On a break, James rejoins Joni, describing Warren as "a real endearing cat." Next to Monte, Warren has been a continuing source of strength to the new ones—a touchstone and a friend. Monte has the basic shots, but would like to cover some different angles. It seems he can will the sun from rising, but near six, the horizon streaks pink. A wrap.
Saturday. The final night out in Tucumcari before pressing on to Durant, Oklahoma. The crew, somewhat testy the night before from cumulative exhaustion, has bounced back now that the end is in sight—and knowing they'll knock off by midnight, before running into Sunday "golden time."
They are doing a rain sequence 35 miles out of town—a local fire truck providing special effects. Laurie must jump out of the Car and dance around in the "rain." Her head is soaked and no-one has thought to bring a drier. She huddles for two hours in a car with the heater running. James temporarily refuses to move without his sweater but finally overcomes physical anguish. Dennis is outright freezing; there is no dry T-shirt for him. Pure energy keeps him alive and well.
Out on the windy highway there is, get this, chateaubriand for dinner—maintaining its own dignity amidst the long bare tables and folding chairs and harsh naked lights. All at once, real rain and thunder happen.
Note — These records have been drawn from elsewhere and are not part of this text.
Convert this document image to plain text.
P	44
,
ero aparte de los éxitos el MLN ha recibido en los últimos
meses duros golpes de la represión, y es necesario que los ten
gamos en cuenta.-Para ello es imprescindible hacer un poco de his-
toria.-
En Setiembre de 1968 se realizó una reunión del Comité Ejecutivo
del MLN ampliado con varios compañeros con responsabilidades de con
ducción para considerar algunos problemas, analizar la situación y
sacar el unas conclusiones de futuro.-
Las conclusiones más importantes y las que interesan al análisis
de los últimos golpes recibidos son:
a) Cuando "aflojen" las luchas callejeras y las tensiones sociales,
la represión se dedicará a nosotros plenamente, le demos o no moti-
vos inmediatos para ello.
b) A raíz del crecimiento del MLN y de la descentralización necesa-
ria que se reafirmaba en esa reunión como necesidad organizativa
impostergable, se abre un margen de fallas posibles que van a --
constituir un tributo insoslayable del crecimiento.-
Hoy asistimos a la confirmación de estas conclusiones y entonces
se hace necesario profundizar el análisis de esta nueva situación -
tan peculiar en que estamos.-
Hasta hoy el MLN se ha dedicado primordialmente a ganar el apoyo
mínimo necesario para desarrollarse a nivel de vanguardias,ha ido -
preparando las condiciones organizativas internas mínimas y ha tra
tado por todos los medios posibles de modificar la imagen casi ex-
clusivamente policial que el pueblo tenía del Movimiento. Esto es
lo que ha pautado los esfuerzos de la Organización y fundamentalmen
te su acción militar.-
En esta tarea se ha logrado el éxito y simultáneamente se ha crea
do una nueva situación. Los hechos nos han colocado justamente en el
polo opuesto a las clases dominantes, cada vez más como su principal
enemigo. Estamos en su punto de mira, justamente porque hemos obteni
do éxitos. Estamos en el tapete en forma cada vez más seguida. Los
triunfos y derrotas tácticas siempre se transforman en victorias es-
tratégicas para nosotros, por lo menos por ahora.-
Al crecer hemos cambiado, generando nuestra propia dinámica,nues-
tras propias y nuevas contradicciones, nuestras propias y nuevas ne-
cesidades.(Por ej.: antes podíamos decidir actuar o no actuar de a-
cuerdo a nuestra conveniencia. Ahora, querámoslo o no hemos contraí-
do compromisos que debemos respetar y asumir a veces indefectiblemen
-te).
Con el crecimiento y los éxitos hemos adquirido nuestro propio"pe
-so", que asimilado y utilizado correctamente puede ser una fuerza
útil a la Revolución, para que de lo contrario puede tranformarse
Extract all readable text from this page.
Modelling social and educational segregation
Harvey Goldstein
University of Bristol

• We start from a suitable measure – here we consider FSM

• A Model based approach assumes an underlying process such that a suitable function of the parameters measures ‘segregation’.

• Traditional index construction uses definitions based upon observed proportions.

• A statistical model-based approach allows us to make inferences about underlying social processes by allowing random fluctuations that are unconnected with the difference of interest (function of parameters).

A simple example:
The crew packs and moves closer to town in search of a dry spot. (Rain in these parts cuts off as abruptly as light and shadow; you can stand with one foot in and one foot out.)
There is a surprise satisfaction—a very good drag scene has been shot. The sense of speed has been recaptured after this week of toil, desolation and darkness. And suddenly it is over. Something is over. A week. A week in which Monte Hellman, who began with the exact faces he wanted, tried very hard to get the feelings to match. His work will continue into the cutting room, he is his own editor. ("I can't look over someone's shoulder. I need my hand on the brake.") He is not working from the standard rough cut; shooting the film pretty much in sequence has allowed him to piece together a semi-fine cut as he goes.
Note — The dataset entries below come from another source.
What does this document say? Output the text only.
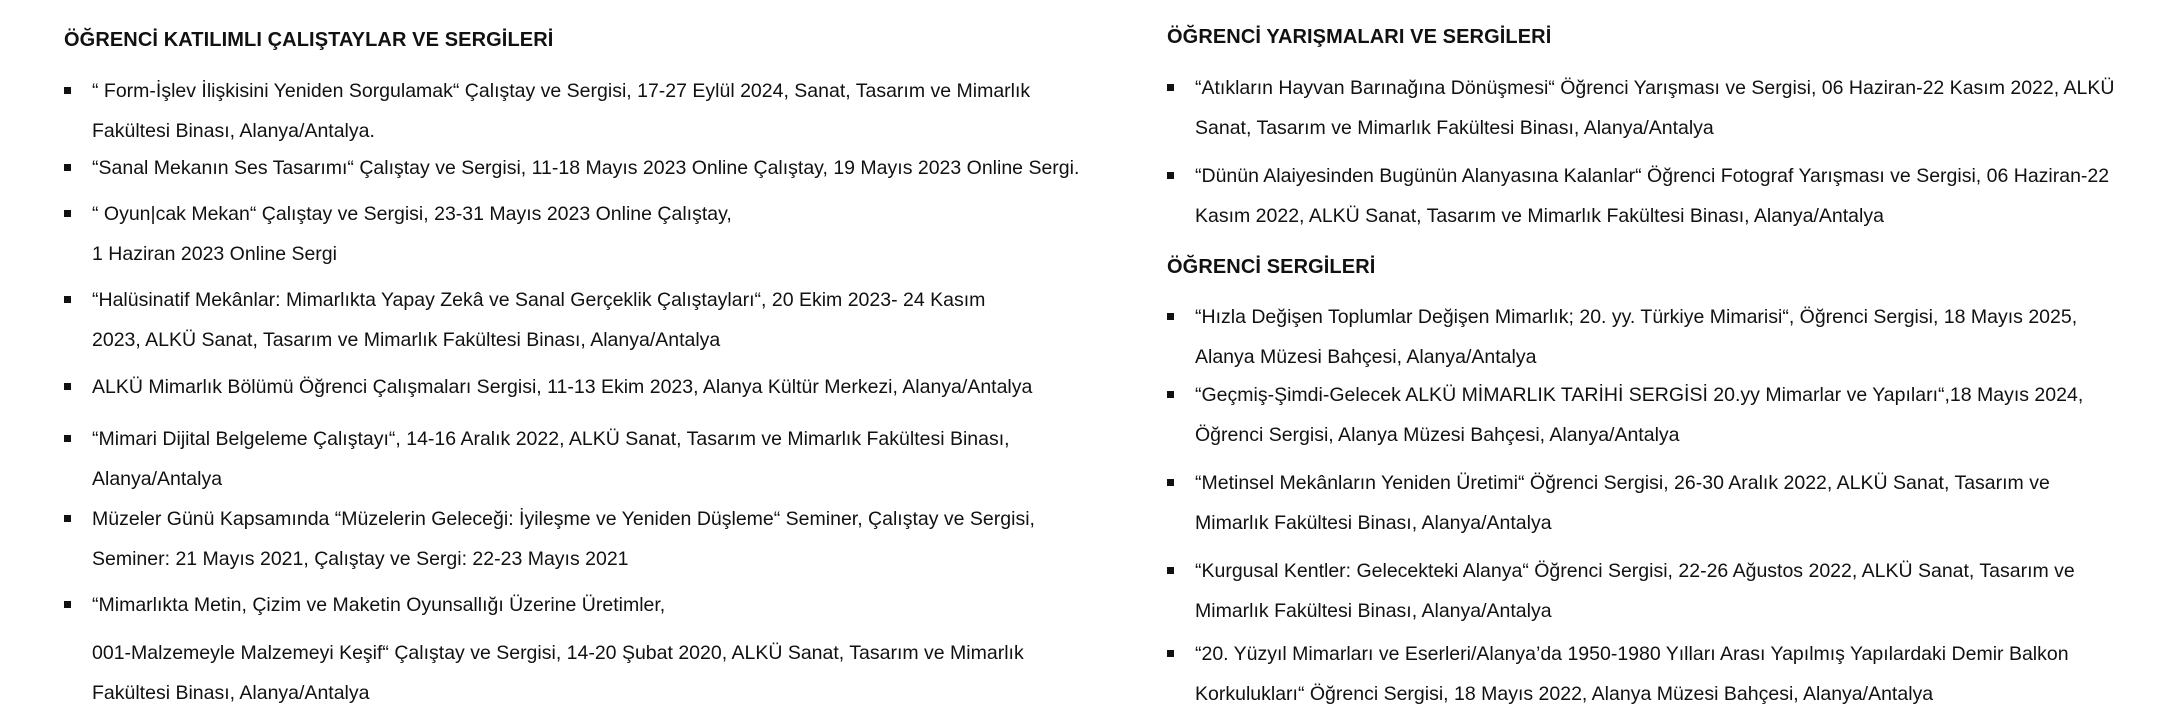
ÖĞRENCİ KATILIMLI ÇALIŞTAYLAR VE SERGİLERİ
“ Form-İşlev İlişkisini Yeniden Sorgulamak“ Çalıştay ve Sergisi, 17-27 Eylül 2024, Sanat, Tasarım ve Mimarlık
Fakültesi Binası, Alanya/Antalya.
“Sanal Mekanın Ses Tasarımı“ Çalıştay ve Sergisi, 11-18 Mayıs 2023 Online Çalıştay, 19 Mayıs 2023 Online Sergi.
“ Oyun|cak Mekan“ Çalıştay ve Sergisi, 23-31 Mayıs 2023 Online Çalıştay,
1 Haziran 2023 Online Sergi
“Halüsinatif Mekânlar: Mimarlıkta Yapay Zekâ ve Sanal Gerçeklik Çalıştayları“, 20 Ekim 2023- 24 Kasım
2023, ALKÜ Sanat, Tasarım ve Mimarlık Fakültesi Binası, Alanya/Antalya
ALKÜ Mimarlık Bölümü Öğrenci Çalışmaları Sergisi, 11-13 Ekim 2023, Alanya Kültür Merkezi, Alanya/Antalya
“Mimari Dijital Belgeleme Çalıştayı“, 14-16 Aralık 2022, ALKÜ Sanat, Tasarım ve Mimarlık Fakültesi Binası,
Alanya/Antalya
Müzeler Günü Kapsamında “Müzelerin Geleceği: İyileşme ve Yeniden Düşleme“ Seminer, Çalıştay ve Sergisi,
Seminer: 21 Mayıs 2021, Çalıştay ve Sergi: 22-23 Mayıs 2021
“Mimarlıkta Metin, Çizim ve Maketin Oyunsallığı Üzerine Üretimler,
001-Malzemeyle Malzemeyi Keşif“ Çalıştay ve Sergisi, 14-20 Şubat 2020, ALKÜ Sanat, Tasarım ve Mimarlık
Fakültesi Binası, Alanya/Antalya
ÖĞRENCİ YARIŞMALARI VE SERGİLERİ
“Atıkların Hayvan Barınağına Dönüşmesi“ Öğrenci Yarışması ve Sergisi, 06 Haziran-22 Kasım 2022, ALKÜ
Sanat, Tasarım ve Mimarlık Fakültesi Binası, Alanya/Antalya
“Dünün Alaiyesinden Bugünün Alanyasına Kalanlar“ Öğrenci Fotograf Yarışması ve Sergisi, 06 Haziran-22
Kasım 2022, ALKÜ Sanat, Tasarım ve Mimarlık Fakültesi Binası, Alanya/Antalya
ÖĞRENCİ SERGİLERİ
“Hızla Değişen Toplumlar Değişen Mimarlık; 20. yy. Türkiye Mimarisi“, Öğrenci Sergisi, 18 Mayıs 2025,
Alanya Müzesi Bahçesi, Alanya/Antalya
“Geçmiş-Şimdi-Gelecek ALKÜ MİMARLIK TARİHİ SERGİSİ 20.yy Mimarlar ve Yapıları“,18 Mayıs 2024,
Öğrenci Sergisi, Alanya Müzesi Bahçesi, Alanya/Antalya
“Metinsel Mekânların Yeniden Üretimi“ Öğrenci Sergisi, 26-30 Aralık 2022, ALKÜ Sanat, Tasarım ve
Mimarlık Fakültesi Binası, Alanya/Antalya
“Kurgusal Kentler: Gelecekteki Alanya“ Öğrenci Sergisi, 22-26 Ağustos 2022, ALKÜ Sanat, Tasarım ve
Mimarlık Fakültesi Binası, Alanya/Antalya
“20. Yüzyıl Mimarları ve Eserleri/Alanya’da 1950-1980 Yılları Arası Yapılmış Yapılardaki Demir Balkon
Korkulukları“ Öğrenci Sergisi, 18 Mayıs 2022, Alanya Müzesi Bahçesi, Alanya/Antalya
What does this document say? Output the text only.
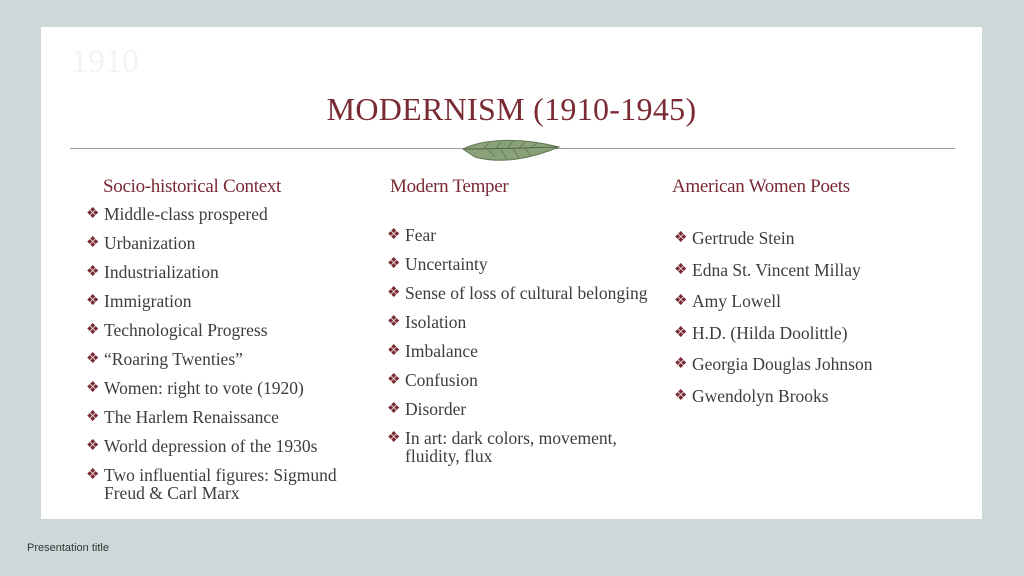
1910
MODERNISM (1910-1945)
Socio-historical Context
❖ Middle-class prospered
❖ Urbanization
❖ Industrialization
❖ Immigration
❖ Technological Progress
❖ “Roaring Twenties”
❖ Women: right to vote (1920)
❖ The Harlem Renaissance
❖ World depression of the 1930s
❖ Two influential figures: Sigmund Freud & Carl Marx
Modern Temper
❖ Fear
❖ Uncertainty
❖ Sense of loss of cultural belonging
❖ Isolation
❖ Imbalance
❖ Confusion
❖ Disorder
❖ In art: dark colors, movement, fluidity, flux
American Women Poets
❖ Gertrude Stein
❖ Edna St. Vincent Millay
❖ Amy Lowell
❖ H.D. (Hilda Doolittle)
❖ Georgia Douglas Johnson
❖ Gwendolyn Brooks
Presentation title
At breakfast Sunday morning he is beat but confident. He likes each set of dailies better than the last. The night scene with all four characters has pleased him. "I had dreaded it before. Long. Difficult. The middle of the night. The middle of nowhere. Ten minutes of blackness. Everyone will go buy popcorn...." He is frankly awed by the way they have managed to stay on schedule—this despite a month trimmed off the original 12 weeks, plus Laurie's mysterious fever that had her hospitalized briefly. He attributed the efficiency to associate producer Gary Kurtz ("a genius") who worked on Monte's two westerns. Monte generalizes about filmmaking. "There are no vacations really in the movie busines. You can't relax when you're out of work, and if you do know what you'll be doing, you're working even if production hasn't started." For the first time in his life, he knows what his next project will be—Pat Garrett and Billy the Kid (another Rudy Wurlitzer Screenplay). Both Dennis and James are intrigued with film but want to be boss next time. Laurie is staying loose. Warren is probably working.
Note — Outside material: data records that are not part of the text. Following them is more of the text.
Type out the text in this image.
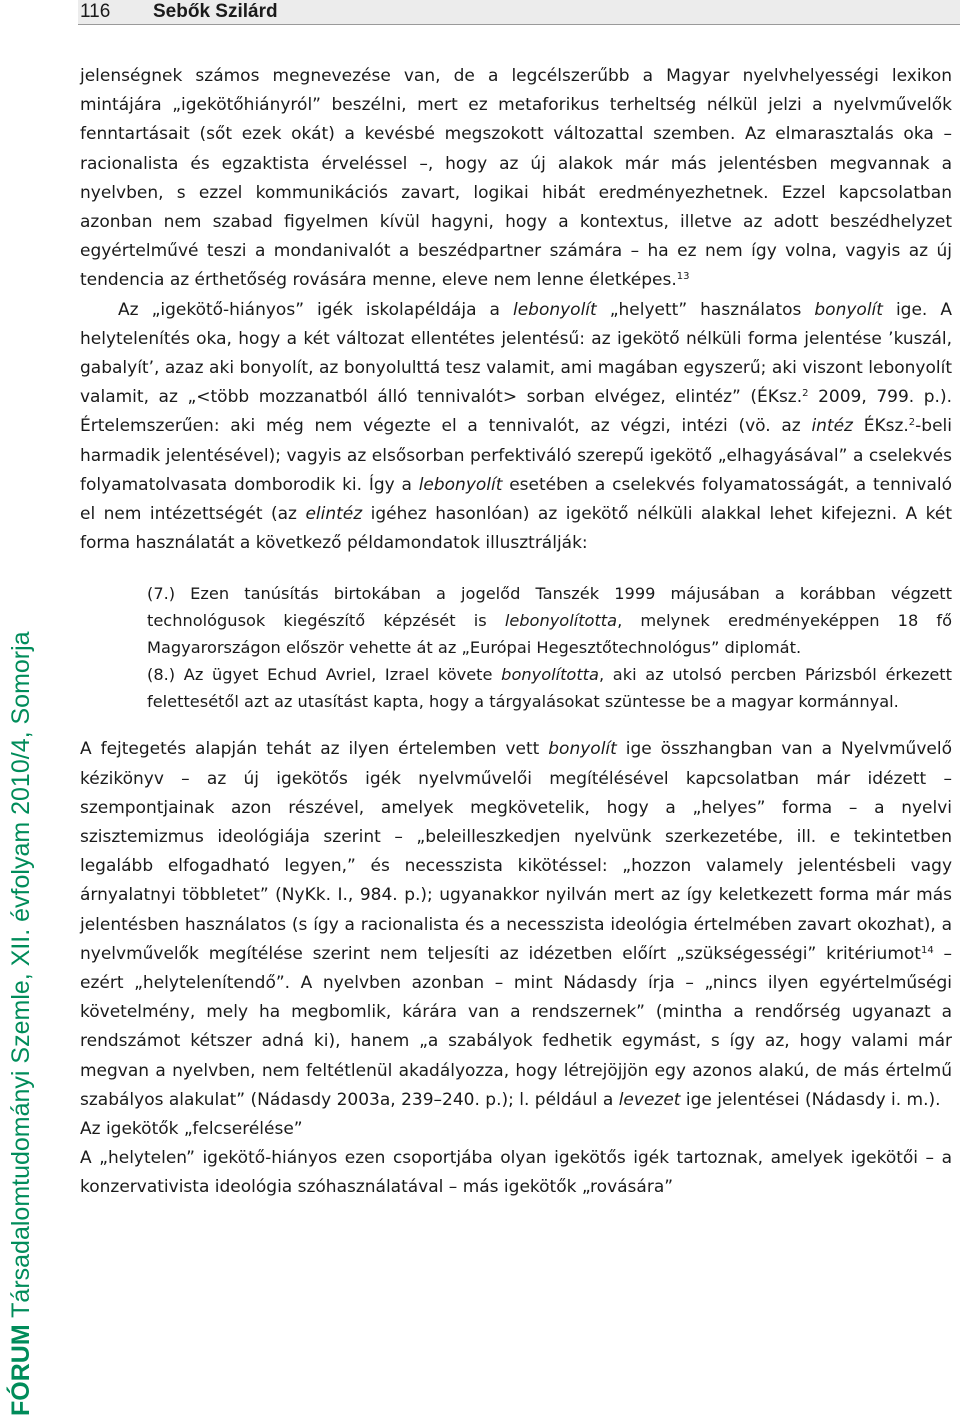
116 Sebők Szilárd
FÓRUM Társadalomtudományi Szemle, XII. évfolyam 2010/4, Somorja

jelenségnek számos megnevezése van, de a legcélszerűbb a Magyar nyelvhelyességi lexikon mintájára „igekötőhiányról” beszélni, mert ez metaforikus terheltség nélkül jelzi a nyelvművelők fenntartásait (sőt ezek okát) a kevésbé megszokott változattal szemben. Az elmarasztalás oka – racionalista és egzaktista érveléssel –, hogy az új alakok már más jelentésben megvannak a nyelvben, s ezzel kommunikációs zavart, logikai hibát eredményezhetnek. Ezzel kapcsolatban azonban nem szabad figyelmen kívül hagyni, hogy a kontextus, illetve az adott beszédhelyzet egyértelművé teszi a mondanivalót a beszédpartner számára – ha ez nem így volna, vagyis az új tendencia az érthetőség rovására menne, eleve nem lenne életképes.$^{13}$

Az „igekötő-hiányos” igék iskolapéldája a lebonyolít „helyett” használatos bonyolít ige. A helytelenítés oka, hogy a két változat ellentétes jelentésű: az igekötő nélküli forma jelentése ’kuszál, gabalyít’, azaz aki bonyolít, az bonyolulttá tesz valamit, ami magában egyszerű; aki viszont lebonyolít valamit, az „<több mozzanatból álló tennivalót> sorban elvégez, elintéz” (ÉKsz.$^2$ 2009, 799. p.). Értelemszerűen: aki még nem végezte el a tennivalót, az végzi, intézi (vö. az intéz ÉKsz.$^2$-beli harmadik jelentésével); vagyis az elsősorban perfektiváló szerepű igekötő „elhagyásával” a cselekvés folyamatolvasata domborodik ki. Így a lebonyolít esetében a cselekvés folyamatosságát, a tennivaló el nem intézettségét (az elintéz igéhez hasonlóan) az igekötő nélküli alakkal lehet kifejezni. A két forma használatát a következő példamondatok illusztrálják:

(7.) Ezen tanúsítás birtokában a jogelőd Tanszék 1999 májusában a korábban végzett technológusok kiegészítő képzését is lebonyolította, melynek eredményeképpen 18 fő Magyarországon először vehette át az „Európai Hegesztőtechnológus” diplomát.

(8.) Az ügyet Echud Avriel, Izrael követe bonyolította, aki az utolsó percben Párizsból érkezett felettesétől azt az utasítást kapta, hogy a tárgyalásokat szüntesse be a magyar kormánnyal.

A fejtegetés alapján tehát az ilyen értelemben vett bonyolít ige összhangban van a Nyelvművelő kézikönyv – az új igekötős igék nyelvművelői megítélésével kapcsolatban már idézett – szempontjainak azon részével, amelyek megkövetelik, hogy a „helyes” forma – a nyelvi szisztemizmus ideológiája szerint – „beleilleszkedjen nyelvünk szerkezetébe, ill. e tekintetben legalább elfogadható legyen,” és necesszista kikötéssel: „hozzon valamely jelentésbeli vagy árnyalatnyi többletet” (NyKk. I., 984. p.); ugyanakkor nyilván mert az így keletkezett forma már más jelentésben használatos (s így a racionalista és a necesszista ideológia értelmében zavart okozhat), a nyelvművelők megítélése szerint nem teljesíti az idézetben előírt „szükségességi” kritériumot$^{14}$ – ezért „helytelenítendő”. A nyelvben azonban – mint Nádasdy írja – „nincs ilyen egyértelműségi követelmény, mely ha megbomlik, kárára van a rendszernek” (mintha a rendőrség ugyanazt a rendszámot kétszer adná ki), hanem „a szabályok fedhetik egymást, s így az, hogy valami már megvan a nyelvben, nem feltétlenül akadályozza, hogy létrejöjjön egy azonos alakú, de más értelmű szabályos alakulat” (Nádasdy 2003a, 239–240. p.); l. például a levezet ige jelentései (Nádasdy i. m.).

Az igekötők „felcserélése”

A „helytelen” igekötő-hiányos ezen csoportjába olyan igekötős igék tartoznak, amelyek igekötői – a konzervativista ideológia szóhasználatával – más igekötők „rovására”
And sometime this spring you can see them all in this movie that will be their past, but, if Monte's will prevails, your future. A cinematic Rorschach." I hope it will turn audiences into themselves." Working on a subconscious level. He leaves breakfast to contemplate tomorrow and Durant. I get on the Greyhound that takes big 66 to Albuquerque, and leaves the two-lane blacktops to themselves.